C’est aussi l’âge des premiers amours pour Paola. Quelque temps plus tard, elle rencontre Mario qui lors d’une soirée la conduit à Plaza Norte, l’un des quartiers les plus dangereux de Cali où rodent plusieurs cartels. On assiste d’ailleurs à une scène violente au cours de laquelle des coups de feux font fuir les jeunes des discothèques. Camouflés derrière une voiture, Paola et Mario s’embrassent et commencent ensemble une histoire.
« Il semblerait qu’en Europe, il serait obligatoire de parler exclusivement de pauvreté et de violence en tant que Colombien ou Équatorien. Moi je voulais m’offrir le luxe de raconter une vie simple et normale car même si la violence fait partie du quotidien, la vie continue malgré tout » reconnait Paola sur son œuvre.
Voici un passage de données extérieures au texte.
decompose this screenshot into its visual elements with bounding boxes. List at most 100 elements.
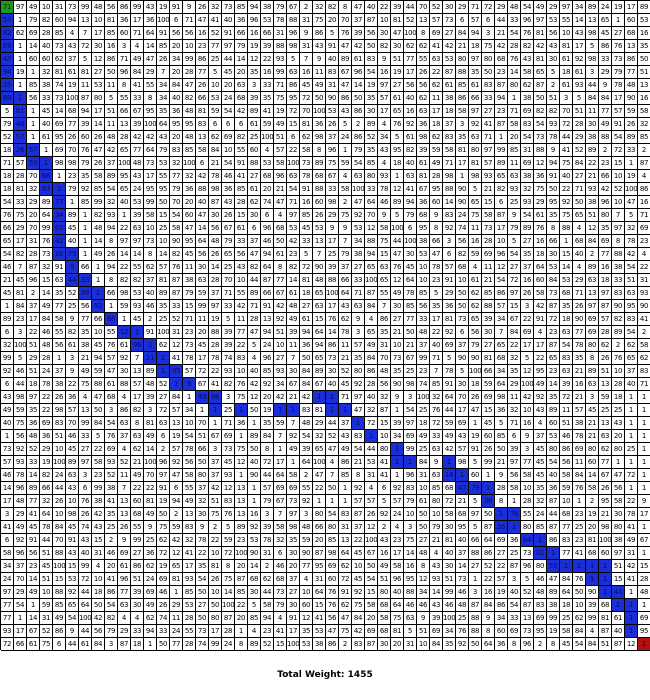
grid-cell: 32 [508,404,521,417]
grid-cell: 47 [144,53,157,66]
grid-cell: 54 [105,599,118,612]
grid-cell: 51 [274,131,287,144]
grid-cell: 41 [378,456,391,469]
grid-cell: 30 [287,547,300,560]
grid-cell: 25 [248,131,261,144]
grid-cell: 95 [157,183,170,196]
grid-cell: 44 [66,638,79,651]
grid-cell: 9 [521,430,534,443]
grid-cell: 54 [287,183,300,196]
grid-cell: 56 [170,27,183,40]
grid-cell: 69 [521,105,534,118]
grid-cell: 40 [560,170,573,183]
path-cell: 14 [443,469,456,482]
grid-cell: 24 [40,365,53,378]
grid-cell: 54 [14,599,27,612]
grid-cell: 53 [638,14,650,27]
grid-cell: 32 [534,495,547,508]
grid-cell: 43 [79,534,92,547]
grid-cell: 8 [235,638,248,651]
grid-cell: 31 [261,547,274,560]
grid-cell: 71 [183,14,196,27]
grid-cell: 73 [547,287,560,300]
grid-cell: 34 [157,79,170,92]
path-cell: 1 [287,404,300,417]
path-cell: 53 [1,14,14,27]
grid-cell: 37 [456,339,469,352]
grid-cell: 52 [118,456,131,469]
grid-cell: 33 [27,456,40,469]
grid-cell: 100 [144,118,157,131]
grid-cell: 37 [339,261,352,274]
grid-cell: 96 [495,248,508,261]
grid-cell: 10 [378,14,391,27]
grid-cell: 19 [157,1,170,14]
grid-cell: 35 [521,248,534,261]
grid-cell: 66 [313,521,326,534]
grid-cell: 25 [417,443,430,456]
grid-cell: 94 [144,625,157,638]
grid-cell: 60 [27,53,40,66]
grid-cell: 91 [261,300,274,313]
grid-cell: 64 [300,456,313,469]
grid-cell: 81 [300,118,313,131]
grid-cell: 51 [27,339,40,352]
grid-cell: 90 [586,586,599,599]
path-cell: 36 [482,495,495,508]
grid-cell: 69 [443,339,456,352]
grid-cell: 6 [443,248,456,261]
grid-cell: 94 [261,248,274,261]
grid-cell: 38 [547,599,560,612]
grid-cell: 56 [209,222,222,235]
grid-cell: 49 [183,495,196,508]
grid-cell: 45 [534,469,547,482]
grid-cell: 77 [196,66,209,79]
grid-cell: 44 [547,508,560,521]
grid-cell: 33 [352,274,365,287]
grid-cell: 40 [365,1,378,14]
grid-cell: 55 [183,482,196,495]
grid-cell: 44 [560,131,573,144]
grid-cell: 69 [508,625,521,638]
grid-cell: 35 [456,131,469,144]
grid-cell: 40 [456,534,469,547]
grid-cell: 33 [417,313,430,326]
grid-cell: 76 [79,495,92,508]
grid-cell: 85 [235,183,248,196]
grid-cell: 37 [105,157,118,170]
grid-cell: 8 [508,638,521,651]
grid-cell: 30 [391,300,404,313]
grid-cell: 56 [547,27,560,40]
grid-cell: 39 [300,443,313,456]
grid-cell: 9 [66,625,79,638]
grid-cell: 41 [209,378,222,391]
grid-cell: 59 [196,287,209,300]
grid-cell: 75 [40,638,53,651]
grid-cell: 50 [573,586,586,599]
grid-cell: 44 [248,274,261,287]
grid-cell: 23 [287,248,300,261]
grid-cell: 11 [196,313,209,326]
grid-cell: 30 [92,40,105,53]
grid-cell: 45 [1,287,14,300]
grid-cell: 81 [456,144,469,157]
grid-cell: 34 [495,612,508,625]
grid-cell: 13 [638,79,650,92]
grid-cell: 86 [131,560,144,573]
grid-cell: 41 [105,495,118,508]
grid-cell: 81 [443,313,456,326]
grid-cell: 58 [300,144,313,157]
grid-cell: 32 [378,391,391,404]
grid-cell: 17 [144,170,157,183]
grid-cell: 54 [352,157,365,170]
grid-cell: 37 [443,118,456,131]
grid-cell: 79 [79,157,92,170]
grid-cell: 65 [365,261,378,274]
grid-cell: 56 [183,456,196,469]
grid-cell: 87 [443,66,456,79]
grid-cell: 54 [352,443,365,456]
grid-cell: 40 [40,40,53,53]
grid-cell: 62 [573,612,586,625]
grid-cell: 99 [1,352,14,365]
grid-cell: 28 [222,625,235,638]
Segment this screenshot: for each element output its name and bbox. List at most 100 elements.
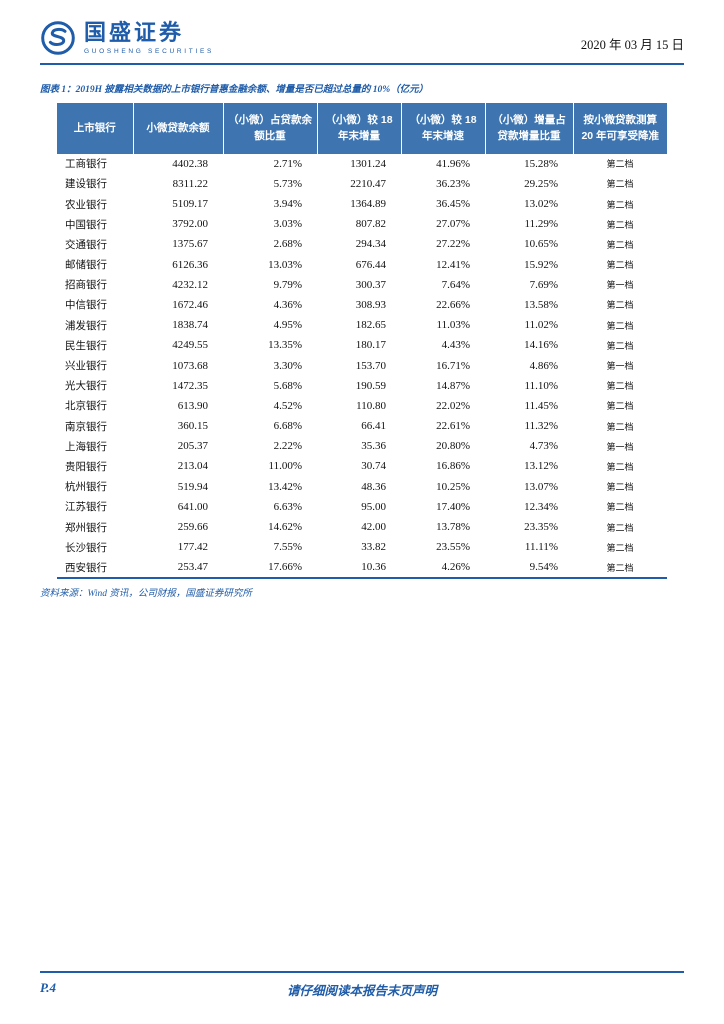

Famille, amours et départs
En 1992, Claudia et son fils viennent vivre avec la famille, à Cali. Premiers boutons d’acné, piercing, changement de coiffure et premières ivresses à l’aguardiente, alcool très populaire en Colombie. Paola est alors en pleine adolescence.
Sa mère, elle, s’intègre difficilement et décide de repartir vivre entre Quito et Cali. Suite à une arnaque, la famille perd toutes ses économies et le père décide de repartir vivre à Medellin pour trouver un travail dans une radio catholique. La famille se dissolve petit à petit. Patty commence donc à travailler comme professeure de danse et Paola tente de vendre des brownies. Mais tout cela se révèle être un échec.
« Patty m’a dit que lorsque que je ferai l’amour pour la première fois, il faudra que je sois amoureuse et sûre de mon choix ». Les dessins révèlent Paola en train d’embrasser Carlos dans un lit. Mais, c’est avec Andrés qu’elle aura sa première expérience sexuelle et qu’elle fumera ses premiers joints.
À son retour d’un séjour au lac de Calima, près de Cali, Paola apprend que Patty est amoureuse d’un garçon équatorien et qu’elle part vivre avec lui à Quito. N’ayant pas la même complicité qu’avec Patty, Paola et Claudia se disputent souvent. Pour la protagoniste, il est donc temps de faire son sac et de prendre son envol, seule.
Virus Tropical a été adapté au cinéma par le réalisateur colombien, Santiago Caicedo. Le film est sorti en salle en mai 2017 en Colombie et a été présenté pour la première fois en France lors de la Sélection Officielle du Festival d’Annecy un mois plus tard.